Book 22: Ruin and Relationships.

One of the reasons I love Eliot's writing is the way she crafts her characters and their relationships. In every novel I have read by her (which includes all except this and Daniel Deronda), she creates such spectacularly realistic people.

The Mill on the Floss is no exception. While I think that the beginning 100 pages dragged for lack of action, the characters brought it to life. While I of course love and adore Maggie, the main female character, I think I might love the crazy assortment of aunts a little more.

Mrs. Tulliver, Maggie's mother, is one of four sisters. Each of them is married and boy, do they have opinions about everything. Near the beginning of the novel, the family is called to discuss Tom's education (Maggie's sister). Each of the aunts arrives, with her husband, and conversations that ensue are pretty humorous. There is a lot of, "Well, I wouldn't do that," and "I always said that..."

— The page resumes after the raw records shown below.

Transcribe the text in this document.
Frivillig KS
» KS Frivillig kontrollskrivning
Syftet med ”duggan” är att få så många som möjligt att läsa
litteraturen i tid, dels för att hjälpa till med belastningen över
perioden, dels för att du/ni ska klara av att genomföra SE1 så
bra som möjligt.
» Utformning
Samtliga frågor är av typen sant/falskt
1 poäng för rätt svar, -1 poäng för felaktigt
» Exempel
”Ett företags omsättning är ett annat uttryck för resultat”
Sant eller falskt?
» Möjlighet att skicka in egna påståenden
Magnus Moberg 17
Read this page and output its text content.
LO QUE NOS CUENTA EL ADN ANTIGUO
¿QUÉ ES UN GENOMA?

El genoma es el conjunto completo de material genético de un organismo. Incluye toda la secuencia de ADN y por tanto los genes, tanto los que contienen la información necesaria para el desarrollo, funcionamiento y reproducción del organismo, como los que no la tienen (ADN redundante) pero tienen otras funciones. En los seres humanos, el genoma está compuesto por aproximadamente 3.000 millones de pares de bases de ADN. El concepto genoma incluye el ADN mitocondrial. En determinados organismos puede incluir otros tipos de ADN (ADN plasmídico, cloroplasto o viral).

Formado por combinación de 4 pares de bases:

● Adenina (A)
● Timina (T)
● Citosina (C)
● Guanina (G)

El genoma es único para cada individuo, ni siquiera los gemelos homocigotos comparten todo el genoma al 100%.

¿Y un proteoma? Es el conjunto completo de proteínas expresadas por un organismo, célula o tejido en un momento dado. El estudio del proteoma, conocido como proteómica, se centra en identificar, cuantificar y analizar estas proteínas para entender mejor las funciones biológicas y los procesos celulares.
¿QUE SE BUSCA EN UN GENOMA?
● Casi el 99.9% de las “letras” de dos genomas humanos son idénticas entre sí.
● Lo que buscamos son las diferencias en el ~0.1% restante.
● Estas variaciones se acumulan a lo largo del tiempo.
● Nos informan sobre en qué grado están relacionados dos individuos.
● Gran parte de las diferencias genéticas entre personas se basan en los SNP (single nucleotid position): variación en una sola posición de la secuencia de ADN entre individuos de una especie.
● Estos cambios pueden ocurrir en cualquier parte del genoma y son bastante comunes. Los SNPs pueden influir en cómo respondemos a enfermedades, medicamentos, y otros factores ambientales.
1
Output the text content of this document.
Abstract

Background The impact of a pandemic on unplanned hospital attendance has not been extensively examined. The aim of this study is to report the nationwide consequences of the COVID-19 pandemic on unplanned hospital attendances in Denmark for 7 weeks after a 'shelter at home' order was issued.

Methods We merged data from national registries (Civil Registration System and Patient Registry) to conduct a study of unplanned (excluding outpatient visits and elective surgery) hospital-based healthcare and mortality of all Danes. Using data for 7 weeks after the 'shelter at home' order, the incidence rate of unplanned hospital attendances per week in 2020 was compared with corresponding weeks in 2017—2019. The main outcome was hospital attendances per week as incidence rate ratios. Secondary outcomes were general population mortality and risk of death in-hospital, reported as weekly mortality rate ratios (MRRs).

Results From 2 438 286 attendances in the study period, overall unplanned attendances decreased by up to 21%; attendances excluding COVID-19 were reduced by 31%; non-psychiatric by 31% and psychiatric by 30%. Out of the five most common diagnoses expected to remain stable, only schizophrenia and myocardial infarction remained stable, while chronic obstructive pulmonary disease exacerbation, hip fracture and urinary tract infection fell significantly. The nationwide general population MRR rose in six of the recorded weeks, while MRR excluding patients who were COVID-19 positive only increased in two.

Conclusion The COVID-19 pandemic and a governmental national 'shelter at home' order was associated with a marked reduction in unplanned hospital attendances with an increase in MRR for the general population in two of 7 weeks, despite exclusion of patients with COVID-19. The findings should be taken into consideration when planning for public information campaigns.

It makes for enjoyable reading.

I also really like the development of the relationship between Maggie and Tom. While sister and brother, they also seem to be friends, which must be tough for Tom. Even when Tom goes away to school (at a clergyman's house), he still tries to maintain that relationship with his sister. She comes to visit and he tries to impress her with his learning.

One fun scene is when he is explaining how tough his lessons are in Latin. Maggie takes up the book and shows him up.

Score one for the little sister.

I know, even now when I haven't reached the halfway point, that disaster will inevitable strike. Maggie and Tom won't always be friends. I know that life and circumstance will get in their way.

The last character I really want to talk about is Philip Wakem. A student beside Tom, Philip is a hunchback and his father is an enemy to Mr. Tulliver. For a boy who was probably made fun of all his life, and who has no expectations, Philip is remarkably nice to both Maggie and Tom. While he might be more wary with Tom, you can tell that Philip and Maggie have a remarkable budding friendship.

And I guarantee there will be feelings on both sides before the novel is through.

Anyway, I seem to be flying through this hefty book. Time for more reading!